Home was once an attic for Joliet's first female convicts

   "As they are now located, 
they never touch their feet 
to terra firma, except once 
a year, on the Fourth of July..."
(Illinois Penitentiary Commission report, 1894)


For more than a quarter century, women convicts in Joliet were confined to the attic-like quarters on the fourth floor of a prison building.
They worked there, ate there and slept there.
And only once a year on the nation's birthday were they allowed to come downstairs and walk outside into the summer sun.
When the old prison on Collins Street was built just before the Civil War, it included 100 cells for women prisoners. But there were only a few female convicts then.
As the men's cells became overcrowded, the women's cells were needed. Besides that, the prison chaplain and physician had written reports that the women needed to be removed from the men's prison.
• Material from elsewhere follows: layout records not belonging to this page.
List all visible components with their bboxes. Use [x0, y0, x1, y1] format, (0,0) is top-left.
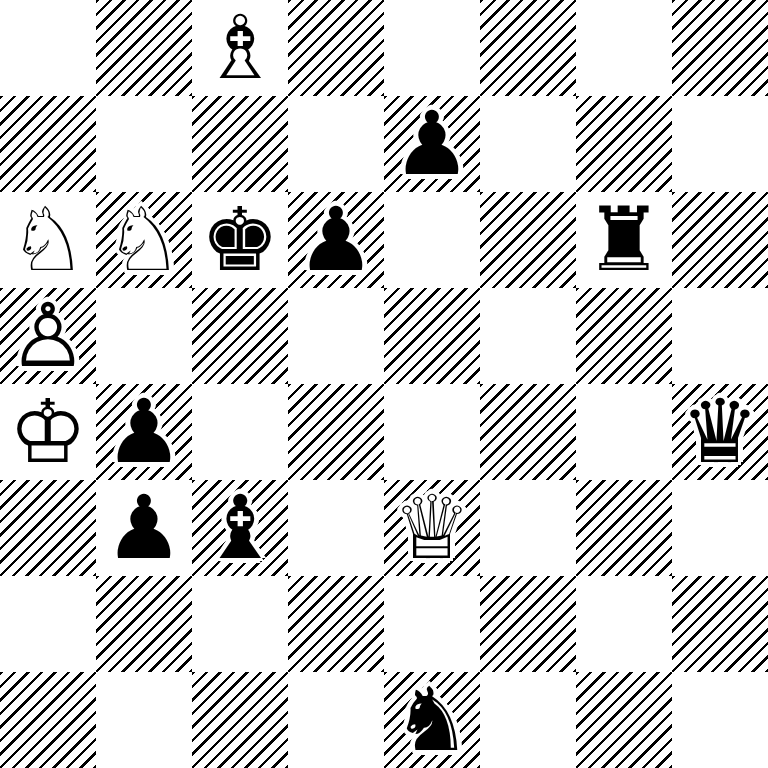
square-b3[interactable]: ♟︎♟︎ [96, 480, 192, 576]
square-h6[interactable] [672, 192, 768, 288]
square-d3[interactable] [288, 480, 384, 576]
square-d6[interactable]: ♟︎♟︎ [288, 192, 384, 288]
square-c7[interactable] [192, 96, 288, 192]
piece-black-bishop[interactable]: ♝︎♝︎ [192, 480, 288, 576]
square-b1[interactable] [96, 672, 192, 768]
square-e5[interactable] [384, 288, 480, 384]
piece-black-rook[interactable]: ♜︎♜︎ [576, 192, 672, 288]
square-g6[interactable]: ♜︎♜︎ [576, 192, 672, 288]
square-f4[interactable] [480, 384, 576, 480]
square-f8[interactable] [480, 0, 576, 96]
square-h5[interactable] [672, 288, 768, 384]
piece-black-pawn[interactable]: ♟︎♟︎ [96, 384, 192, 480]
square-b7[interactable] [96, 96, 192, 192]
square-d8[interactable] [288, 0, 384, 96]
square-g1[interactable] [576, 672, 672, 768]
black-pawn-glyph: ♟︎ [288, 192, 384, 288]
piece-white-pawn[interactable]: ♟︎♙︎ [0, 288, 96, 384]
white-pawn-glyph: ♙︎ [0, 288, 96, 384]
square-a8[interactable] [0, 0, 96, 96]
piece-white-queen[interactable]: ♛︎♕︎ [384, 480, 480, 576]
square-b4[interactable]: ♟︎♟︎ [96, 384, 192, 480]
black-rook-glyph: ♜︎ [576, 192, 672, 288]
square-a4[interactable]: ♚︎♔︎ [0, 384, 96, 480]
square-e1[interactable]: ♞︎♞︎ [384, 672, 480, 768]
square-a2[interactable] [0, 576, 96, 672]
square-d5[interactable] [288, 288, 384, 384]
piece-black-pawn[interactable]: ♟︎♟︎ [288, 192, 384, 288]
square-c1[interactable] [192, 672, 288, 768]
square-d4[interactable] [288, 384, 384, 480]
square-e4[interactable] [384, 384, 480, 480]
square-e7[interactable]: ♟︎♟︎ [384, 96, 480, 192]
square-h4[interactable]: ♛︎♛︎ [672, 384, 768, 480]
white-knight-glyph: ♘︎ [0, 192, 96, 288]
square-h3[interactable] [672, 480, 768, 576]
black-pawn-glyph: ♟︎ [384, 96, 480, 192]
square-f3[interactable] [480, 480, 576, 576]
square-h7[interactable] [672, 96, 768, 192]
black-bishop-glyph: ♝︎ [192, 480, 288, 576]
square-f1[interactable] [480, 672, 576, 768]
square-e2[interactable] [384, 576, 480, 672]
white-queen-glyph: ♕︎ [384, 480, 480, 576]
square-a7[interactable] [0, 96, 96, 192]
black-king-glyph: ♚︎ [192, 192, 288, 288]
square-h2[interactable] [672, 576, 768, 672]
black-knight-glyph: ♞︎ [384, 672, 480, 768]
piece-white-knight[interactable]: ♞︎♘︎ [0, 192, 96, 288]
chess-board: ♝︎♗︎♟︎♟︎♞︎♘︎♞︎♘︎♚︎♚︎♟︎♟︎♜︎♜︎♟︎♙︎♚︎♔︎♟︎♟︎… [0, 0, 768, 768]
white-king-glyph: ♔︎ [0, 384, 96, 480]
square-f2[interactable] [480, 576, 576, 672]
square-e8[interactable] [384, 0, 480, 96]
black-pawn-glyph: ♟︎ [96, 384, 192, 480]
square-a5[interactable]: ♟︎♙︎ [0, 288, 96, 384]
piece-black-knight[interactable]: ♞︎♞︎ [384, 672, 480, 768]
square-f5[interactable] [480, 288, 576, 384]
white-knight-glyph: ♘︎ [96, 192, 192, 288]
square-c6[interactable]: ♚︎♚︎ [192, 192, 288, 288]
square-c3[interactable]: ♝︎♝︎ [192, 480, 288, 576]
square-g2[interactable] [576, 576, 672, 672]
square-b8[interactable] [96, 0, 192, 96]
square-g4[interactable] [576, 384, 672, 480]
square-b6[interactable]: ♞︎♘︎ [96, 192, 192, 288]
square-c5[interactable] [192, 288, 288, 384]
square-h8[interactable] [672, 0, 768, 96]
square-a3[interactable] [0, 480, 96, 576]
square-g7[interactable] [576, 96, 672, 192]
piece-white-king[interactable]: ♚︎♔︎ [0, 384, 96, 480]
piece-black-queen[interactable]: ♛︎♛︎ [672, 384, 768, 480]
square-c2[interactable] [192, 576, 288, 672]
square-d7[interactable] [288, 96, 384, 192]
piece-black-pawn[interactable]: ♟︎♟︎ [96, 480, 192, 576]
square-g3[interactable] [576, 480, 672, 576]
black-queen-glyph: ♛︎ [672, 384, 768, 480]
square-a1[interactable] [0, 672, 96, 768]
square-d2[interactable] [288, 576, 384, 672]
piece-black-king[interactable]: ♚︎♚︎ [192, 192, 288, 288]
square-b2[interactable] [96, 576, 192, 672]
square-e6[interactable] [384, 192, 480, 288]
square-g5[interactable] [576, 288, 672, 384]
square-c8[interactable]: ♝︎♗︎ [192, 0, 288, 96]
square-e3[interactable]: ♛︎♕︎ [384, 480, 480, 576]
square-f6[interactable] [480, 192, 576, 288]
piece-black-pawn[interactable]: ♟︎♟︎ [384, 96, 480, 192]
square-f7[interactable] [480, 96, 576, 192]
square-c4[interactable] [192, 384, 288, 480]
square-d1[interactable] [288, 672, 384, 768]
square-b5[interactable] [96, 288, 192, 384]
black-pawn-glyph: ♟︎ [96, 480, 192, 576]
square-g8[interactable] [576, 0, 672, 96]
square-a6[interactable]: ♞︎♘︎ [0, 192, 96, 288]
square-h1[interactable] [672, 672, 768, 768]
piece-white-knight[interactable]: ♞︎♘︎ [96, 192, 192, 288]
piece-white-bishop[interactable]: ♝︎♗︎ [192, 0, 288, 96]
white-bishop-glyph: ♗︎ [192, 0, 288, 96]
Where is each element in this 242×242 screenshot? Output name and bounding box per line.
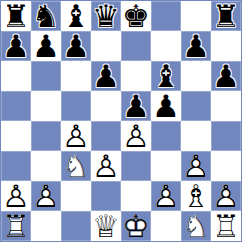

"It is the bane, in fact, of morality among our men," the chaplain wrote.
"At any cost the female prison should be removed from the premises," the doctor warned.
In 1870, women convicts were moved to the fourth story of the prison administration center, right above the warden's quarters. The doors were locked. They were completely cut off from the male population.
During the day, they would sit in a long neat row of chairs facing windows with large piles of socks in their laps. They would repair the socks with darning needles.
"It is terrible monotonous work, a dreary routine, a truly penitential task," a prison report stated. "If the outside scenes remind them of the freedom they have lost, they don't show it in their repressed and stolid faces."
Their hair styles were limited to brushed back and secured in a knot. Each woman wore a blue and white gingham dress. They slept in rooms with 10 cots.
Sometimes a baby was born from a newly entered convict mother. The child was allowed to stay with its mother until age 4.
Discipline was strong in the Spartan atmosphere of the attic quarters.
"The dormitories and work shops in the female prison are the whitest and cleanest spots of the whole length and breadth of this state," the warden reported in 1890. "It is the subject of much favorable comment."
But the joys there were limited to small things. Maybe making some rouge for cheeks from the red dye used in yarn. Perhaps gaining shiny hair by using fat skimmed from soup as hair oil.
And of course, the annual Fourth of July trip down the stairs and out into the prison yard was the highlight of the year.
The 1890 warden's report to the state warned of a potential danger. If there was a fire, the report said, all of the women convicts would be burned to death.
Four years later the warden was pleading for a new women's prison because of overcrowding in the attic.
"It is unfair, unjust and inhumane to confine the large number of female convicts in the space provided for them," he wrote.
That same year, the warden started allowing the women out once a week. On Sunday, they were allowed to attend church services and spend a few hours in the prison yard.
In 1895, the state Legislature approved building a separate prison across the street. Construction started the following spring with convict labor. The new women's prison, using quarried stone, was built as a smaller replica of the men's prison.
And on Nov. 26, 1896, 66 women prisoners marched across Collins Street to the new prison.